Gallup recommends the following for ESG monitoring and reporting:
- Drive change internally using a validated employee engagement survey to predict employee behaviors and future performance. To scale culture and productivity, leaders need an in-depth and validated engagement measurement tool like Gallup’s Q12, which provides broad visibility into what drives individual and team performance. Using employee satisfaction as a metric to gauge engagement, culture, and future performance is like using revenue as the sole metric on your financial state — it doesn’t provide a complete picture of your financial health.

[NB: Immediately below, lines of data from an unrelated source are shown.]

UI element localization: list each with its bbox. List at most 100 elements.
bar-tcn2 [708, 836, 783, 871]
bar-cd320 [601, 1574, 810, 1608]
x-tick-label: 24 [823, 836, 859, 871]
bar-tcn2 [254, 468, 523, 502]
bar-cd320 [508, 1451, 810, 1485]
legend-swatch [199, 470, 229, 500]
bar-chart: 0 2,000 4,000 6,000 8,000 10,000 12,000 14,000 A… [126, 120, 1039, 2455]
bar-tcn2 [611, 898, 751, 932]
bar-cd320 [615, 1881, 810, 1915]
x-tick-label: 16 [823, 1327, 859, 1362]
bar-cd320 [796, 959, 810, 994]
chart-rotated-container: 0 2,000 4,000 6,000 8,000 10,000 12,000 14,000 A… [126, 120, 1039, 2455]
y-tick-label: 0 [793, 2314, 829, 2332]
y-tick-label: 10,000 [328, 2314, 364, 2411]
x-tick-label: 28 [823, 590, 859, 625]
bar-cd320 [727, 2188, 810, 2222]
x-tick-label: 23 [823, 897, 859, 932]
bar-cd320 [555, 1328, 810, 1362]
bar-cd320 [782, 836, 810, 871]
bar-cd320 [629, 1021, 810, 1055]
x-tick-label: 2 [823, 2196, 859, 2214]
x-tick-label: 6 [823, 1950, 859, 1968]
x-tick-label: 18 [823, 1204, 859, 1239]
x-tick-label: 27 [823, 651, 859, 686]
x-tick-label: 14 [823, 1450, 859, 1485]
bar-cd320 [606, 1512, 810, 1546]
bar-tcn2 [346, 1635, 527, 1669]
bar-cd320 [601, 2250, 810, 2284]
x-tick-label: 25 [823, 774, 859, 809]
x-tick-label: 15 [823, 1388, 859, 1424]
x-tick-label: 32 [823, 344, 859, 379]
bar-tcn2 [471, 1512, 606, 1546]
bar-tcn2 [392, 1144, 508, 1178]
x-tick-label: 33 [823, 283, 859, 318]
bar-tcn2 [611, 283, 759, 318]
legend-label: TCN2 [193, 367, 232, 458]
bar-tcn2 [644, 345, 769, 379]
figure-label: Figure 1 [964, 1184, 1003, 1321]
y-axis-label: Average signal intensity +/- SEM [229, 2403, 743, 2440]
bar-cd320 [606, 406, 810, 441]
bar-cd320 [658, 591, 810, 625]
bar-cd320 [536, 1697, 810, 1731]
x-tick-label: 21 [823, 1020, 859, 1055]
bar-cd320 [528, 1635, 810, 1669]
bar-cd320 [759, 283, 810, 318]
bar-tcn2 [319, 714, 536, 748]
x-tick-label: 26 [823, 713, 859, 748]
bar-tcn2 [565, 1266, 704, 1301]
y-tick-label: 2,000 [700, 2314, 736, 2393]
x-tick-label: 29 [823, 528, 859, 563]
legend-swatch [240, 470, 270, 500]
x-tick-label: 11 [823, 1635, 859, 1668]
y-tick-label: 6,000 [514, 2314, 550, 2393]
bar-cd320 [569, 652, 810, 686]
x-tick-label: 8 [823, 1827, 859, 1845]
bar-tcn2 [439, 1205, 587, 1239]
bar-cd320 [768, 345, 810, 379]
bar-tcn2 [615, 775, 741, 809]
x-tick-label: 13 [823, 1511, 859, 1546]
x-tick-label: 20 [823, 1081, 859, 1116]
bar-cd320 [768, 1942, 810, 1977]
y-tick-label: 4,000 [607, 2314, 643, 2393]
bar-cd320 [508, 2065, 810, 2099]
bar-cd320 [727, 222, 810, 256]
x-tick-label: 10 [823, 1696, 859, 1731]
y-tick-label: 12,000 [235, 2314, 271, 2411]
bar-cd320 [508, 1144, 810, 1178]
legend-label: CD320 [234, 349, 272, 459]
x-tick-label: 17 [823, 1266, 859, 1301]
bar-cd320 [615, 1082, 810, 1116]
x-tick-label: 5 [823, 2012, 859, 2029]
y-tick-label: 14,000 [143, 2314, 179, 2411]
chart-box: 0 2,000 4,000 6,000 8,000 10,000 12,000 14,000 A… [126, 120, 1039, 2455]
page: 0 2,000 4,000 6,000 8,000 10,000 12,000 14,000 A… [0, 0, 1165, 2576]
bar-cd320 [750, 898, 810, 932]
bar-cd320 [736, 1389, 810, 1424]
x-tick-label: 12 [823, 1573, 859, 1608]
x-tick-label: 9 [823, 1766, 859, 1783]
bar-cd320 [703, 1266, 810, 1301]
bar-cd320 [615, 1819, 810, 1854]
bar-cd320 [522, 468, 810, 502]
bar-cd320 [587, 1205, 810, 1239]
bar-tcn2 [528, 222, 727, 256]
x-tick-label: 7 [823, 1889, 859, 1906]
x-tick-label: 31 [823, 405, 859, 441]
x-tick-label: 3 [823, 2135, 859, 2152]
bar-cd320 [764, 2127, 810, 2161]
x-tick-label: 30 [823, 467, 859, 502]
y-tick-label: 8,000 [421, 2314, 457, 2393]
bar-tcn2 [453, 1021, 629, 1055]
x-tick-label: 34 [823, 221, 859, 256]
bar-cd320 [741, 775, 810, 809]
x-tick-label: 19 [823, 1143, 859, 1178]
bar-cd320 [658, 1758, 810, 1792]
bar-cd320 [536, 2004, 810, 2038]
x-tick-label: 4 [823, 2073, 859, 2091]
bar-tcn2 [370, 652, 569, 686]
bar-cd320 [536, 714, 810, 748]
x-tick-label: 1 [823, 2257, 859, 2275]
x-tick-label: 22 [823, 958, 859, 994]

- When reporting for ESG purposes, use Gallup’s People and Planet 5 public survey. Gallup has identified five workplace experiences and dimensions that are highly predictive of future behavior and business outcomes, specifically related to ESG. We recommend that all organizations add the corresponding survey elements to their current employee surveys to include the voice of the employee in your ESG reports. You can see the technical details here.
- If you post engagement scores, be transparent. When it comes to reporting employee engagement or other people metrics externally, there’s one thing all organizations can do to build credibility: publish the full range of responses. At scale. For example, if a survey uses a five-point scale, list the percentages for all five points of the scale. This allows organizations to avoid inflated reports by combining numbers. It communicates transparency and the pursuit of excellence.
Leaders have a serious choice. Are you going to promote employee engagement numbers that look good on paper but don’t represent the true culture of your organization? Or will you measure employee engagement in a way that represents reality and helps you achieve your organization’s ESG goals and aspirations?